Acabamos de apresentar a primeira dificuldade: a sempre ameaçadora confusão, em francês, entre l’être, como verbo que significa que uma coisa é, e l’être, como substantivo que significa qualquer uma das coisas que se diz que são, os seres. A anfibologia teria sido dissipada de uma vez por todas se o uso de l’étant (para o ser como ens) tivesse prevalecido na linguagem filosófica, como proposto por Scipio du Pleix (oportunamente resgatado do esquecimento por E. Gilson) em sua Métaphysique publicada em 1617, uma obra contemporânea de nosso Mollâ Sadrâ. Como podemos pensar sobre a relação entre um e outro, a relação entre ser e ente, e como o destino da metafísica do ser depende do significado dessa relação?
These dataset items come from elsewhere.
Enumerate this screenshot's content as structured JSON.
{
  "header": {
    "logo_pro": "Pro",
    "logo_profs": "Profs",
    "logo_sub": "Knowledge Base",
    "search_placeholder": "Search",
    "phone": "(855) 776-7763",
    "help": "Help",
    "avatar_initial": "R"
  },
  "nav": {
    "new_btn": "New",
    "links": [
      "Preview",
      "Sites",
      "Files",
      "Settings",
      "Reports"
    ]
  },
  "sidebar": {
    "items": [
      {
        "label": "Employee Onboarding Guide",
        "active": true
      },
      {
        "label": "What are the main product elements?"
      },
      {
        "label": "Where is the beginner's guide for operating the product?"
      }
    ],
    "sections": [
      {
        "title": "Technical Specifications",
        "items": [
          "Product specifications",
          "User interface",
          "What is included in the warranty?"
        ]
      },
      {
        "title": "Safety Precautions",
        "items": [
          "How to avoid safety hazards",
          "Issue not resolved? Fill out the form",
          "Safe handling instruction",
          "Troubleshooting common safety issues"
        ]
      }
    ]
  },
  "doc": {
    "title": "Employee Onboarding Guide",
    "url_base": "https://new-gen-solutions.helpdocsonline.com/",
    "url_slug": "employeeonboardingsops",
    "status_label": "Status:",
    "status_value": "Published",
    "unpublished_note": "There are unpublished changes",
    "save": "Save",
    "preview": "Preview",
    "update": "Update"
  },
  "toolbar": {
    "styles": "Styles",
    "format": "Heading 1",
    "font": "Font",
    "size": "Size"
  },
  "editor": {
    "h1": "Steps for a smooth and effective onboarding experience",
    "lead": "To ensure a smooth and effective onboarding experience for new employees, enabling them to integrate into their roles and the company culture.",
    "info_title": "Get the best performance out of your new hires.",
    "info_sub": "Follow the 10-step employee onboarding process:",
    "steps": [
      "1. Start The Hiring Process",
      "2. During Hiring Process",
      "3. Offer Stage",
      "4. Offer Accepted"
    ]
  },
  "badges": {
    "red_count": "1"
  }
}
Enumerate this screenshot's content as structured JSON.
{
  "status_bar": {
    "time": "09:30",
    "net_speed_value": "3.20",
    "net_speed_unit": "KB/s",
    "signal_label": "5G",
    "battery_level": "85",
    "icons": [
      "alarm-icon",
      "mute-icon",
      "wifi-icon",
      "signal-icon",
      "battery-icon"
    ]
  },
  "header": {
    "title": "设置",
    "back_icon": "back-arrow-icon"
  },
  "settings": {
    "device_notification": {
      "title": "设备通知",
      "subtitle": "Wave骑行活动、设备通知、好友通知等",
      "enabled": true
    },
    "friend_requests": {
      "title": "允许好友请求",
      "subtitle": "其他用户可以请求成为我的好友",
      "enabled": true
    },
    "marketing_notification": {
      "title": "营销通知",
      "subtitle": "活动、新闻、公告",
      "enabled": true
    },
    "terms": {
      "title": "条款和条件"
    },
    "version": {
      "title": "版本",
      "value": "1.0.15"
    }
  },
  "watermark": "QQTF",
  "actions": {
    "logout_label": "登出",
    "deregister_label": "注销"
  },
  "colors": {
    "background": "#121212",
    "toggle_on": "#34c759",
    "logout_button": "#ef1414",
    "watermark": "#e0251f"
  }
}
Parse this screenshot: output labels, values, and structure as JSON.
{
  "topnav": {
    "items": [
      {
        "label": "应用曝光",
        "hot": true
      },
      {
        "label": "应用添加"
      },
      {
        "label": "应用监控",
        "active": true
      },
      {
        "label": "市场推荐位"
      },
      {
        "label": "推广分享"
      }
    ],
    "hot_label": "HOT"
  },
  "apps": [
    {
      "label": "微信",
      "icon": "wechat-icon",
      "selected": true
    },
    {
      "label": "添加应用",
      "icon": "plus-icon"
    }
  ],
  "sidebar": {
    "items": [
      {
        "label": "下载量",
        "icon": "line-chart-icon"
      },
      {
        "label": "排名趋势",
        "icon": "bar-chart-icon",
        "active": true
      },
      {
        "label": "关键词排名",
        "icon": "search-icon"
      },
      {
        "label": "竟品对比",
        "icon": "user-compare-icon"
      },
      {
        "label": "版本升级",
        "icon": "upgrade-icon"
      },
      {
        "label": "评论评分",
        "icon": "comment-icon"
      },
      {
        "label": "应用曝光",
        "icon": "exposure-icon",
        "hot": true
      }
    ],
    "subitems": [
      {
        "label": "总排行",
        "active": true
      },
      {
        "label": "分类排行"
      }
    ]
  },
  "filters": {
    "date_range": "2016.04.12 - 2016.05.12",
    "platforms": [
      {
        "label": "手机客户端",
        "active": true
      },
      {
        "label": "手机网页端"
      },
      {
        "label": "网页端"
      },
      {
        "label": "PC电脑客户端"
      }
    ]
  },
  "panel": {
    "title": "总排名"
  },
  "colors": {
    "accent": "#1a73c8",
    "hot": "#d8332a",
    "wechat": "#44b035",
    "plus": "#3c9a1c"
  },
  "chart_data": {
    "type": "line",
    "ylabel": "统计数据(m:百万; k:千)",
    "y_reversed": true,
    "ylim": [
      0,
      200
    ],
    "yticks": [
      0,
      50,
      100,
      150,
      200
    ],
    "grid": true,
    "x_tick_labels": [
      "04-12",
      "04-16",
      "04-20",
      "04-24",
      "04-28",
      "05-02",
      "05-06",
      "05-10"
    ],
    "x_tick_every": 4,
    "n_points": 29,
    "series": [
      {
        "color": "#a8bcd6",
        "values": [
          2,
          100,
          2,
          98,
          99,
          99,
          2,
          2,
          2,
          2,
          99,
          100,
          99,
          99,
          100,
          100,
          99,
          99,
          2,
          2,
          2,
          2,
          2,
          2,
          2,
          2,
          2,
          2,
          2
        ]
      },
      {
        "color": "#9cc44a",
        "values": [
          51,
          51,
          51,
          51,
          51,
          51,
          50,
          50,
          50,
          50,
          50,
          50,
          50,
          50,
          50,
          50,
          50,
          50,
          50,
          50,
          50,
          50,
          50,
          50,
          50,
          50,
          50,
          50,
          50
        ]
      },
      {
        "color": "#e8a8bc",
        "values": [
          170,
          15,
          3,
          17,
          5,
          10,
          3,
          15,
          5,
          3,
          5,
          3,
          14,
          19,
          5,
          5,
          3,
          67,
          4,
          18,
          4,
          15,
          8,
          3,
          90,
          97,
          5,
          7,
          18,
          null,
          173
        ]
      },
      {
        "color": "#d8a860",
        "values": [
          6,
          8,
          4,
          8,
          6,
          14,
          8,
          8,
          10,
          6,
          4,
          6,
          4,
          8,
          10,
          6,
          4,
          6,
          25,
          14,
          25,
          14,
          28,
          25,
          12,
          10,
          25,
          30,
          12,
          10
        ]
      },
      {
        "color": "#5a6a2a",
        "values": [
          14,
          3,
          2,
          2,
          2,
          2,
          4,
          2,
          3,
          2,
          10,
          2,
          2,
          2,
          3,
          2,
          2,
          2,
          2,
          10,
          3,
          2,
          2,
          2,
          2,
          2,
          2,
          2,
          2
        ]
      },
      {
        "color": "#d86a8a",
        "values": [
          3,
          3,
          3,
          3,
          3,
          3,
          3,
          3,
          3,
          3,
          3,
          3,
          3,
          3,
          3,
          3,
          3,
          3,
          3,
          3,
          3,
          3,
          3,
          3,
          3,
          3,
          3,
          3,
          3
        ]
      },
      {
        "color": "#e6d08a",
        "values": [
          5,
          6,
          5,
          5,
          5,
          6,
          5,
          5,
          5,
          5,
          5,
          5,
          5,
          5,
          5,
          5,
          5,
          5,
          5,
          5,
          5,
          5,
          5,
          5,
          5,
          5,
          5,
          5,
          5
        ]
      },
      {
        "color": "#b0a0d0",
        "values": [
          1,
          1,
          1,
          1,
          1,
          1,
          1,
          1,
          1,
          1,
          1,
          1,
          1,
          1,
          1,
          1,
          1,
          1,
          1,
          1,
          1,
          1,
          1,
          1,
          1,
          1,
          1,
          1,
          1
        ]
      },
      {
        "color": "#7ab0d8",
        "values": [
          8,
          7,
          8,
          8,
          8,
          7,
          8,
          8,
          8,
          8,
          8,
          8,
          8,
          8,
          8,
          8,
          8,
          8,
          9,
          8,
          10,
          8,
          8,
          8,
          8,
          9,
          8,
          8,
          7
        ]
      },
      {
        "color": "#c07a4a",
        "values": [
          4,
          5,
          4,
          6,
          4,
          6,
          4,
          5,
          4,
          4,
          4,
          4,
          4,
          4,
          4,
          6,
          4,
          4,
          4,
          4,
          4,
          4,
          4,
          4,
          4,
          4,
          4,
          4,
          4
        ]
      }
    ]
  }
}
Dar uma resposta satisfatória a essa dupla questão é expor a filiação das doutrinas, como fez o grande filósofo medievalista que estamos seguindo aqui. É possível pensar que ser um ser é ser (em árabe, isso é chamado de wojûdîyat al-mawjûd). Também é possível pensar que ser é ser um ser (em árabe, isso é chamado de mawjûdîyat al-wojûd). Parece até mais simples e direto conceber o fato de ser um ser do que o fato bruto de ser. Portanto, ser como substantivo passou a absorver tão completamente a palavra ser tomada como verbo que agora há confusão entre ser um ser e ser. De fato, sem ser, um ser poderia ser um ser. De fato, sem ser, um ser não poderia ser um ser. Portanto, dizer que ele é um ser parece equivalente a dizer que ele é. Aqui, no entanto, a anfibologia irrompe, pois se é verdade que a partir do momento em que ele é, ele é um ser, não podemos simplesmente converter a proposição e dizer que a partir do fato de que ele é um ser, ele é (cf. ibid. p. 12). E o fato de que isso não pode ser dito revela a dupla desvalorização da palavra être na expressão être un être. A primeira palavra, être, não assume mais uma função existencial; não é mais um verbo de existência. Ela assume apenas a função copulativa de julgamento lógico. E um ser não significa mais algo que existe, mas algo do qual formamos um conceito e cuja existência é possível, concebível. É assim que chegamos à incrível definição de Littré, que define o significado próprio e primitivo da palavra être como servindo para vincular o atributo ao sujeito, para atribuir a alguém ou a algo uma qualidade ou um estado (“É difícil de acreditar”, diz Gilson, “e ainda assim Littré acredita”).
É por isso que podemos entender por que a língua espontaneamente duplicou o verbo être com outro verbo “cujo papel é precisamente assumir a função existencial que era originalmente sua e que progressivamente deixou de exercer” (ibid. p. 13). Em francês, o verbo exister assumiu essa função; graças a ele, não é mais possível tergiversar entre dizer que um ser é um ser e dizer que ele existe. O mesmo fenômeno ocorre em inglês, onde não há confusão entre to be e being, e onde frequentemente nos deparamos com fórmulas como God is ou exists (ibid.). Frequentemente traduzimos o Mollâ Sadrâ da mesma maneira.